No proporcionó más detalles, pero sus comentarios podrían ser una señal de que las acusaciones recientemente formuladas por Bélgica y Dinamarca contra Irán fueron provocadas por el régimen israelí.

En junio, las autoridades belgas dijeron que el diplomático iraní Assadollah Assadi había sido arrestado por sospechas de planear un ataque con bomba en una reunión de la organización terrorista Mujahedin Khalq (MKO). Más tarde, Alemania extraditó al diplomático iraní a Bélgica.

La policía de seguridad sueca también dijo que un ciudadano noruego de ascendencia iraní fue arrestado el 21 de octubre en relación con el supuesto complot y extraditado a Dinamarca.

Irán rechaza la demanda de Dinamarca sobre intento de ataque
Los medios israelíes revelaron más tarde que la agencia de espías israelí Mossad había proporcionado a Dinamarca «inteligencia» sobre el presunto complot de Teherán.

El ministro de Relaciones Exteriores iraní, Mohammad Javad Zarif, dijo el miércoles que esas «falsas banderas» de Tel Aviv no dañarán los lazos de Teherán con el mundo.

En un tweet, Zarif dijo: «La plantación perversa y obstinada de falsas banderas del Mossad (más sobre esto más adelante) solo fortalece nuestra decisión de participar de manera constructiva con el mundo».

Más tarde, Zarif publicó una «cronología de un programa del Mossad para matar al JCPOA», y sugirió que los eventos no son «increíbles series de coincidencias».

Los esfuerzos europeos para mantener las relaciones comerciales con Irán se producen cuando Estados Unidos y sus aliados regionales han estado trabajando arduamente para convencer al mundo de que coopere en la implementación de nuevas sanciones que se impondrán a Irán el 5 de noviembre.

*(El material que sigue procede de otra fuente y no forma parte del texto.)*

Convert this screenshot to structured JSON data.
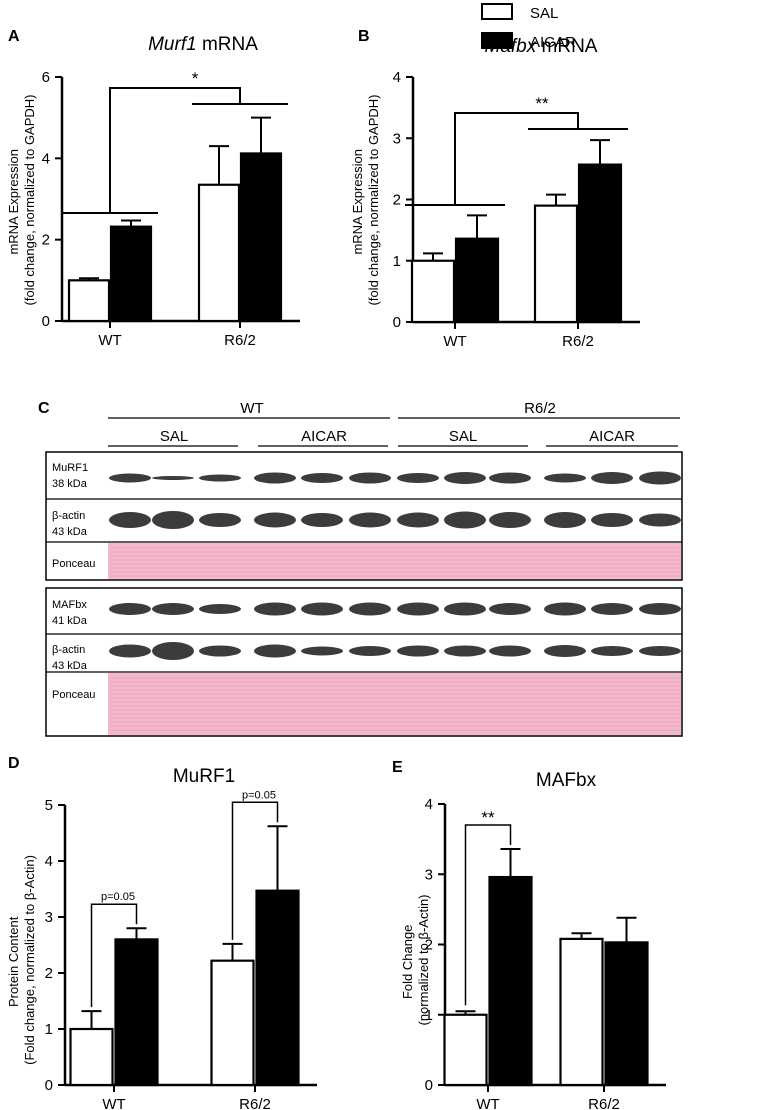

Irán y Europa en septiembre decidieron establecer un canal de pago especial para facilitar las transacciones entre sus negocios en desafío a las sanciones estadounidenses.

El canal se presentó por primera vez en una reunión ministerial entre Irán y los signatarios europeos de la JCPOA celebrada en Nueva York en septiembre.

Irán y los signatarios europeos del acuerdo nuclear con Irán acordaron establecer un canal de pago para mantener sus vínculos comerciales a pesar de las sanciones de Estados Unidos.

El presidente de Estados Unidos, Donald Trump, anunció en mayo que Washington estaba retirándose del acuerdo nuclear con Irán que levantó las sanciones relacionadas con la energía nuclear contra Teherán a cambio de restricciones al programa nuclear de Teherán.

Una primera ronda de sanciones estadounidenses entró en vigencia en agosto, y se dirigió al acceso de Irán al dólar estadounidense, al comercio de metales, al carbón, al software industrial y al sector automotriz. Una segunda ronda, que se realizará el 5 de noviembre, se centrará en el sector energético y las transacciones financieras de Irán.